Professor Heidi Gorovitz Robertson was one of six speakers at the 20th Annual Great Lakes Water Conference “Water in the Courts” on Friday, November 6, 2020. The conference is sponsored by the Legal Institute of the Great Lakes at the University of Toledo Law School.
Robertson’s presentation — “Waters of the United States 2020 and its Legal Challenges” — addressed US EPA and the US Army Corps of Engineers’ latest version of the definition of “waters of the United States” under the federal Clean Water Act. The definition has enormous consequences with respect to federal regulatory jurisdiction over discharges of pollution into U.S. surface waters and has been controversial for decades. The “Navigable Waters Protection Rule” (NWPR) became effective in most of the country on June 22, 2020 and is the culminating step in the Trump Administration’s multi-year project to repeal and replace Obama Administration regulations defining “waters of the United States” and, by extension, limiting the scope of waters subject to federal jurisdiction. In particular, the NWPR implements a narrow definition of these jurisdictional areas, as indicated in President Trump’s February 28, 2017 Executive Order directing the EPA Administrator to consider interpreting “navigable waters “consistent with Scalia’s opinion in [the U.S. Supreme Court’s 2006 decision] Rapanos v. United States.”
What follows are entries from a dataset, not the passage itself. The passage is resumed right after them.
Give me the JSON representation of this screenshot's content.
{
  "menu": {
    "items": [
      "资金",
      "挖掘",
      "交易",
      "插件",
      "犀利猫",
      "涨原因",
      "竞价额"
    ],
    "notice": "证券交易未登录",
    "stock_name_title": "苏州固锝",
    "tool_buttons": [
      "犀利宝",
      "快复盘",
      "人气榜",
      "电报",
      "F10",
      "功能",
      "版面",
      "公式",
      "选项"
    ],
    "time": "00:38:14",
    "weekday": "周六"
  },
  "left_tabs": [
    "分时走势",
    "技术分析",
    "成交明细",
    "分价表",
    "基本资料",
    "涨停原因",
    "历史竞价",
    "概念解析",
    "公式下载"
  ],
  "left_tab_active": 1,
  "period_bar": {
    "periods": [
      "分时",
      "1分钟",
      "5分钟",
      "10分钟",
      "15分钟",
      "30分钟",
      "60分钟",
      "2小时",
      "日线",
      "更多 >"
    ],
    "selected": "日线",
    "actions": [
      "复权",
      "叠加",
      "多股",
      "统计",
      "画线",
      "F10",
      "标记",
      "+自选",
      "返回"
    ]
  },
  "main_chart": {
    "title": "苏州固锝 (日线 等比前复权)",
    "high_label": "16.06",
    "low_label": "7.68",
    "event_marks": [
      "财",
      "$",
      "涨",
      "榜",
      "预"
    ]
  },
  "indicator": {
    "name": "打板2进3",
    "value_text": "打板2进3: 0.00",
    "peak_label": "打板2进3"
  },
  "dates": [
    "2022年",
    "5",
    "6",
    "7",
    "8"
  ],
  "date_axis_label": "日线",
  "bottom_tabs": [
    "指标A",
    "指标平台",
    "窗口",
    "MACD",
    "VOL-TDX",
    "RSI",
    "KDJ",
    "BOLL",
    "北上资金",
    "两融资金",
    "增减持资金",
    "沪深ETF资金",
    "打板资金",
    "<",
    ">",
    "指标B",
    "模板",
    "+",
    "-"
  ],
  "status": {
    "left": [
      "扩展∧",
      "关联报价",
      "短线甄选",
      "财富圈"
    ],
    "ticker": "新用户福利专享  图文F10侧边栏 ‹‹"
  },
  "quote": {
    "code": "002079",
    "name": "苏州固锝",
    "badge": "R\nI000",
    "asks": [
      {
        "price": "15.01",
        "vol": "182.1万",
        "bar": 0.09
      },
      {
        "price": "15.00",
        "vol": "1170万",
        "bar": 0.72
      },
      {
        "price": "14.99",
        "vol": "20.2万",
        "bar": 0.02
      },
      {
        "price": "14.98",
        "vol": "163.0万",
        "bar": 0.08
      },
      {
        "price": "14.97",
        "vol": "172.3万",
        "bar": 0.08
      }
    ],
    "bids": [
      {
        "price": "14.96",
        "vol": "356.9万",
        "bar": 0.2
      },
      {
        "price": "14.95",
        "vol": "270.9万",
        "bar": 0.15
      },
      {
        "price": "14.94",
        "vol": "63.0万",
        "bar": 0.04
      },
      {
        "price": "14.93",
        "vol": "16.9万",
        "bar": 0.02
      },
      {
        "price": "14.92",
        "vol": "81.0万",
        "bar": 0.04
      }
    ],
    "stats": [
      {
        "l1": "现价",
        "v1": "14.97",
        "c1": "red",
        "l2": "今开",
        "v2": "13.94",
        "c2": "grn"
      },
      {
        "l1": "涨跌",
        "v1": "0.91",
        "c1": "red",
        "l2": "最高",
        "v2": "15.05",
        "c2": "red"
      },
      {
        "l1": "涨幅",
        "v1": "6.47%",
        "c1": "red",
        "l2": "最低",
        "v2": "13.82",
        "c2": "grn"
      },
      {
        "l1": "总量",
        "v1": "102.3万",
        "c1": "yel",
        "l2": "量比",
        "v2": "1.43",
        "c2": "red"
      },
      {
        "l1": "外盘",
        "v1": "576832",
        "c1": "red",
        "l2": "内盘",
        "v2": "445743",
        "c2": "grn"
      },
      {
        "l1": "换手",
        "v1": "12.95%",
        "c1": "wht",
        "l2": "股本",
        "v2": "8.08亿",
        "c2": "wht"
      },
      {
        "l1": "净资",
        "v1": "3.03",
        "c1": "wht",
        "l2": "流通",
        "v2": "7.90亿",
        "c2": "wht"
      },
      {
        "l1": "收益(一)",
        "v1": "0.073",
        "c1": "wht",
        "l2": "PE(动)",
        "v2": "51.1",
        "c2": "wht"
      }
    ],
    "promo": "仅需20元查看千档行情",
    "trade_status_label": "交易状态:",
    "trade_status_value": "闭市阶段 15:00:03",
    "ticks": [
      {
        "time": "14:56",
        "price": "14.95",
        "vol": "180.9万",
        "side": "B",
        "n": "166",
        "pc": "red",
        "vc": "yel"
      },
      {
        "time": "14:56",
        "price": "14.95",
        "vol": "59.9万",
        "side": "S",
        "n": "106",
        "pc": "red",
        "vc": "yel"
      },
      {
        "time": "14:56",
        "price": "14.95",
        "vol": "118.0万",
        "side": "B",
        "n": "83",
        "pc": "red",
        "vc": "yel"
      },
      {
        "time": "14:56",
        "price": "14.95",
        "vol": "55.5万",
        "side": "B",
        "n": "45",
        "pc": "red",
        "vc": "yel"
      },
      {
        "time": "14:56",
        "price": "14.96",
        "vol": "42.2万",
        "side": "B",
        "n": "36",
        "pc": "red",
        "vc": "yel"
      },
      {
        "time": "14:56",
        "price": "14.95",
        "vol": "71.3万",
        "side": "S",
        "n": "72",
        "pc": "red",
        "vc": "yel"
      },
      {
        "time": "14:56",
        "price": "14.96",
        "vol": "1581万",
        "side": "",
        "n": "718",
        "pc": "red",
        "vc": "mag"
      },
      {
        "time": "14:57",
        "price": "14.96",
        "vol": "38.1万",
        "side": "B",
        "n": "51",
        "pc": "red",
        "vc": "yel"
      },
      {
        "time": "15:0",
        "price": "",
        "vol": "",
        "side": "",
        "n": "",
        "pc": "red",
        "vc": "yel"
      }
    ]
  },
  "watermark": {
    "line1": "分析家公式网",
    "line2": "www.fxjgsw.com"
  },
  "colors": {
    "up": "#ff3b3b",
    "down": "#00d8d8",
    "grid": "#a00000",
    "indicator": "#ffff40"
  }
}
Legal challengers to the new rule insist that the agencies’ creating a rule consistent with Scalia’s opinion was inappropriate because Scalia’s opinion was a plurality, not a majority, and relied on a concurrence by Justice Kennedy to reach a majority. Both the Executive Order and the resulting definition of “waters of the United States” ignore the Kennedy concurrence, which had been reflected in the 2015 (Obama Administration) iteration of the rule.
Robertson is the Steven W. Percy Distinguished Professor of Law at C|M|LAW and Professor of Environmental Studies at the Levin College of Urban Affairs.